Entro en pánico, pensando que vienen por Glimmer, pero no tiene sentido, porque
sigo luchando por conseguir las flechas. Me pongo de rodillas y los árboles
empiezan a girar a mi alrededor. Veo el aerodeslizador en el cielo, así que me
lanzo sobre el cadáver de Glimmer intentando protegerlo, porque aún no tengo lo
que quiero... ¡Aun no lo tengo!
—
¡Debo hacerlo! — me grito a mí misma.
Apretando
la mandíbula, meto las manos debajo de Glimmer, agarro lo que deberían ser sus
costillas y consigo ponerla boca abajo. Tengo escalofríos, me tiembla todo el
cuerpo, pero no puedo evitarlo, pierdo cada vez el sentido de la realidad. Tiro
con todas mis fuerzas del carcaj, pero esta incrustado en algo, tampoco le
presto mucha atención, solo vuelvo a imitar el mismo movimiento hasta que lo
libera. Justamente tengo el objeto plateado en mis manos cuando escucho pasos,
no puedo detectar si se trata de una sola persona, pero sí que vienen entre la
maleza, y me doy cuenta de algo: son los profesionales, ha vuelto.

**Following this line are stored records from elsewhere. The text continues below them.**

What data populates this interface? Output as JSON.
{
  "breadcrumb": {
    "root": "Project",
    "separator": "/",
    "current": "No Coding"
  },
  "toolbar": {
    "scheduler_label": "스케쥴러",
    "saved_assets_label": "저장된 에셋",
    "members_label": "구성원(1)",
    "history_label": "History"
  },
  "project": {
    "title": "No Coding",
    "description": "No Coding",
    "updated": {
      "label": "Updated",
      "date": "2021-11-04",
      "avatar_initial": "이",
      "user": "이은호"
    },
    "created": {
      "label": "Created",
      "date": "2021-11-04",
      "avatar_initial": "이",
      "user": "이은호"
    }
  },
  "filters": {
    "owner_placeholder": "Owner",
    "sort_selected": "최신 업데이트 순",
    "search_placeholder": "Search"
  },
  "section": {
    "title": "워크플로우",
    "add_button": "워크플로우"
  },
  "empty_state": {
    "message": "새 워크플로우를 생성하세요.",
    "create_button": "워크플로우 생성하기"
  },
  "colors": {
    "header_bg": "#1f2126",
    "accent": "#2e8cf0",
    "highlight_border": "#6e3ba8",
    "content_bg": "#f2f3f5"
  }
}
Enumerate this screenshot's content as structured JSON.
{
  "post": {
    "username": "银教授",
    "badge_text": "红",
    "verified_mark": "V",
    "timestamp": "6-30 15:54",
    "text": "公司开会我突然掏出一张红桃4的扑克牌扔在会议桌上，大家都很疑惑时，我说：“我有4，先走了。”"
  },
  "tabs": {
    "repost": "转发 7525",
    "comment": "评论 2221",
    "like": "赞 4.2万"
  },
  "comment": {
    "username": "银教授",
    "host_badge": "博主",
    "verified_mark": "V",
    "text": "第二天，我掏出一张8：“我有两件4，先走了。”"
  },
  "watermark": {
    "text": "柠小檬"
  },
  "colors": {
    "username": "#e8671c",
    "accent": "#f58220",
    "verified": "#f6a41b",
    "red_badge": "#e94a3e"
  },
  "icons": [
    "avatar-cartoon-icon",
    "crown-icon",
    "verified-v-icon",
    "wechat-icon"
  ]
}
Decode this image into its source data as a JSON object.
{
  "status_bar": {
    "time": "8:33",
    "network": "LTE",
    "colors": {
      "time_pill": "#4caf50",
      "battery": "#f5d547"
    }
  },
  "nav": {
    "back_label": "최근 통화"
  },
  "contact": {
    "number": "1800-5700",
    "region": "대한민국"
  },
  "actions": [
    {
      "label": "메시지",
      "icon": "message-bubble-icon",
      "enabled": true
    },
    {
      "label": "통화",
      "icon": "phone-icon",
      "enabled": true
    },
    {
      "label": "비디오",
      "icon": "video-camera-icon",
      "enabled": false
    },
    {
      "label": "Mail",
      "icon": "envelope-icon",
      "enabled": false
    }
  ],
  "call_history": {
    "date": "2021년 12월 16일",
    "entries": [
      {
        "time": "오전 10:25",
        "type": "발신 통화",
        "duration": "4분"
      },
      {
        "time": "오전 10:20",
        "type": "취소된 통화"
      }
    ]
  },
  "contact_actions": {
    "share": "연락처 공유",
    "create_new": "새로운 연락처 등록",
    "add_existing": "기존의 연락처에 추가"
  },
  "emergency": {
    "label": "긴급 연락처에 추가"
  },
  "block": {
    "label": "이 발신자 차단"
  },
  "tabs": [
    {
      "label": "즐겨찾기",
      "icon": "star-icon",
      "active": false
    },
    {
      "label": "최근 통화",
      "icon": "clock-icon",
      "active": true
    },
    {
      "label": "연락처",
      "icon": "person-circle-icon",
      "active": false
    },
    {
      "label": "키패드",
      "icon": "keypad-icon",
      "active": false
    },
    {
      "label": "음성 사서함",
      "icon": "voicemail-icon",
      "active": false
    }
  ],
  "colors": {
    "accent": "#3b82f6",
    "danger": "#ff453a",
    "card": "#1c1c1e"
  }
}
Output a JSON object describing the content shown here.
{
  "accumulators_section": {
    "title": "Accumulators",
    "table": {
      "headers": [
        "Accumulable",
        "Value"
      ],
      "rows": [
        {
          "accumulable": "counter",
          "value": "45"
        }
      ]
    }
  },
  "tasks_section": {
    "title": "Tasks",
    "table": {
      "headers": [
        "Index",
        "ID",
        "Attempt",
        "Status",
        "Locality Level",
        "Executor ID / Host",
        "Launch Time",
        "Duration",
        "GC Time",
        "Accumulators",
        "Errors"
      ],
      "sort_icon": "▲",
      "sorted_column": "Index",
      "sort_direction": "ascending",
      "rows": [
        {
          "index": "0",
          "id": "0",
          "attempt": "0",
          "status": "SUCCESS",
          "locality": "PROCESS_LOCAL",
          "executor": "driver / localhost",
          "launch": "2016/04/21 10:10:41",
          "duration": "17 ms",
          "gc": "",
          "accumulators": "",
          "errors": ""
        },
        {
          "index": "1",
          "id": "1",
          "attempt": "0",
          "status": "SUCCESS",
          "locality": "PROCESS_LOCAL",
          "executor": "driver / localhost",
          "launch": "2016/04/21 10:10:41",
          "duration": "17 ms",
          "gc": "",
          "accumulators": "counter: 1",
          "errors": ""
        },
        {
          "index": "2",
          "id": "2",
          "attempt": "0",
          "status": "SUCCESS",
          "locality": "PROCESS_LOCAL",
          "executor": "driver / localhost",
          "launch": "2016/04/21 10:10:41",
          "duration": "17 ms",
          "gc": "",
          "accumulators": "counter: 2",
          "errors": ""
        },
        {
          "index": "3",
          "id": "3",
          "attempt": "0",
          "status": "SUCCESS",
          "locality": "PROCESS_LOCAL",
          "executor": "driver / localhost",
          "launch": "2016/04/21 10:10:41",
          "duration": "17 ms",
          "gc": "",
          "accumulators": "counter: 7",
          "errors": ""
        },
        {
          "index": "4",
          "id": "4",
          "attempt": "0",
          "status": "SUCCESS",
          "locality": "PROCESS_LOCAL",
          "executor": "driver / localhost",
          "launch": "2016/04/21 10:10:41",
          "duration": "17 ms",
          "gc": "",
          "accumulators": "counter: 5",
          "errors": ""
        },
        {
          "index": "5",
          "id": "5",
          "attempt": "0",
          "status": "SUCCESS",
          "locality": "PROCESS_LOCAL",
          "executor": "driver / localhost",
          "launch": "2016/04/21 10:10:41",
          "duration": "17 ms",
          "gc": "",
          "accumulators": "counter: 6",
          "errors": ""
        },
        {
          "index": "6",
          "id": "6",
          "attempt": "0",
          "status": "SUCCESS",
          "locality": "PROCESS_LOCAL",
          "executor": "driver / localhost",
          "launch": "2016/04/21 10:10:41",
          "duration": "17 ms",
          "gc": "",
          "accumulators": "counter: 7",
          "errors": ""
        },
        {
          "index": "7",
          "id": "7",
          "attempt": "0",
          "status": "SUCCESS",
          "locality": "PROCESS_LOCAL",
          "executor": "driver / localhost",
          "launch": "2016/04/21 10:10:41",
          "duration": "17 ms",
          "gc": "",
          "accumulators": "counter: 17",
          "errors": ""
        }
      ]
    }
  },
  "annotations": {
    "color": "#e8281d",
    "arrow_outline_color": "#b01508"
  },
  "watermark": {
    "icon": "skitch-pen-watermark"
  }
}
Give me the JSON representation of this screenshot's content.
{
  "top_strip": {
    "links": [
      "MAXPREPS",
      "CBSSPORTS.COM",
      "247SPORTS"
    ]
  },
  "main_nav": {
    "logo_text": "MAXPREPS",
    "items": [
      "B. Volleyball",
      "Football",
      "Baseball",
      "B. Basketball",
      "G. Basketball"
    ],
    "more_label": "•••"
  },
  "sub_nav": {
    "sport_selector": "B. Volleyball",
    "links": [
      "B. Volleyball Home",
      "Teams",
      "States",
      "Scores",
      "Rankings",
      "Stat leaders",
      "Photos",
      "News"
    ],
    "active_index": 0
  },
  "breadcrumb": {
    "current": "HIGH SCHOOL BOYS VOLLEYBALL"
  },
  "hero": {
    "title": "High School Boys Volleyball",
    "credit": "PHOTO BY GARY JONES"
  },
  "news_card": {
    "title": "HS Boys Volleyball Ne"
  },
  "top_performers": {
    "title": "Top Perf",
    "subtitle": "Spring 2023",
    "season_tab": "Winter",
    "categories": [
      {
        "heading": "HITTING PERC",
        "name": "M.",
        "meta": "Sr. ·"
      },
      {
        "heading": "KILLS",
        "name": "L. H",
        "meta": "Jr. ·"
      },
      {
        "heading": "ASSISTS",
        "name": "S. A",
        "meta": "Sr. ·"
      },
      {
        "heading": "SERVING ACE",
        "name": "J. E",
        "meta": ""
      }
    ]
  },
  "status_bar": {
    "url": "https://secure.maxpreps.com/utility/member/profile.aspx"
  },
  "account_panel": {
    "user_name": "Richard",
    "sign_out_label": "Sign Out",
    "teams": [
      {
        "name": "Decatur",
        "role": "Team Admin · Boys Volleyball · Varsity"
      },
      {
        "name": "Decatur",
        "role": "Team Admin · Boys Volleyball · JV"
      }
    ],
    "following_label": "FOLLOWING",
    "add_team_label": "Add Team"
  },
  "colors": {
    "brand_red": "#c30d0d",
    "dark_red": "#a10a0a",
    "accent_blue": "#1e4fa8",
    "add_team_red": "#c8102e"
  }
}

Quieren mi
cabeza, pienso, o sus armas, o simplemente ambas. De todas maneras, no han
tiempo de correr. Sujeto una de las flechas e intento colocarlo en la cuerda
del arco, lo malo de todo esto, que no veo una sola, sino tres, y una de ellas
se mueve vertiginosamente en comparación de las demás. Ah, soy una idiota, una
entera idiota, he desperdiciado todo para nada, la lucha de conseguir las armas
para nada. Nuevamente, soy una presa fácil.
Al
llegar el primer cazador, siento que todo se maneja en cámara lenta, semejante
a las películas. Él tiene el brazo en alto, sostiene una lanza, lista para
arrojarla a mi dirección. Ni siquiera me sorprende que sea Peeta, aquel
muchacho encantador de ojos azules, que en su época, rescató a la dueña de este
cuerpo y me ayudo muchas veces a mí. No será tan malo, me digo a mi misma,
morir en manos de alguien como él, porque, a su vez, me pregunto: ¿Como algo
tan hermoso puede ser igual de letal?
Entre
cierro los ojos esperando el golpe, uno que nunca llega, porque Peeta baja el
brazo.
—
¿Por qué sigues aquí? — me sisea. Lo miro parpadeando confundida, tiene una
picadura debajo de la oreja que supura líquido verde. Sé que Peeta antes era
guapo, insanamente guapo, pero... ¿desde cuándo los brillos lo hacen ver aún
más? — ¿Te has vuelto loca? — Me empuja con la empuñadura de la lanza —
¡Levántate, levántate! — le obedezco y él sigue empujándome. ¿Qué...? ¡¿Qué
demonios significa esto?! Me pega un buen empujón para alejarme. — ¡Corre! —
Grita — ¡Corre!
Detrás
de él, Cató se abre camino a través de los arbustos. Él también esta húmedo y
tiene una picadura fea bajo un ojo. Como por arte de reflejo del sol, noto lo
brillante de su espada y, de manera inmediata, me echo a correr tal cual como
dice Peeta. Dejo atrás mi estanque, la seguridad de la zona y me adentro a lo
desconocido. El mundo empieza a doblarse de manera alarmante. Garzas gigantes
pasan por mi lado, aleteando sus enormes alas para dejar sus plumas detrás, las
cuales, cogiendo vida propia, tienen la finalidad de perseguirme para
aguijonearme. Muevo mis manos a todas partes intentando apartarlas, gritando
desesperada por no ser sorprendida ante sus puntas; de los árboles salen largas
dianas que tienen por de serpientes, estas se agitan a mis pies soltando una
risita siniestra, queriendo sujetarme y tirarme al suelo. Un mapache sale
detrás emergiendo del suelo, esta ensangrentado y me señala en busca de ayuda,
desviándome de su camino, pero aun teniendo la vista en él, caigo al suelo al
pisar una serpiente sonriente. Gateando ya sin fuerzas, noto como el mapache
aparece mágicamente frente a mis ojos, extendiendo sus brazos y pronunciando
palabras gorjeantes, irreconocibles para mí. Tampoco le presto mucha atención,
menos teniendo en cuenta que se ha empezado hinchar como un globo, cubre mi
rostro en señal de protección, no puedo ir lejos, no puedo ir mas allá de esto.
¡Santo cielos! Pienso con cautela, cerrando los ojos con fuerza, evitando
escapar de esta realidad tormentosa, pero no de algo concreto: Peeta Mellark,
me ha salvado la vida. Antes de darle más vueltas al asunto, se escucha una
explosión, una muy grande y el sentir, lo que a mi parecer es una extremidad de
mapache golpeando mi nuca, pierdo el conocimiento al instante.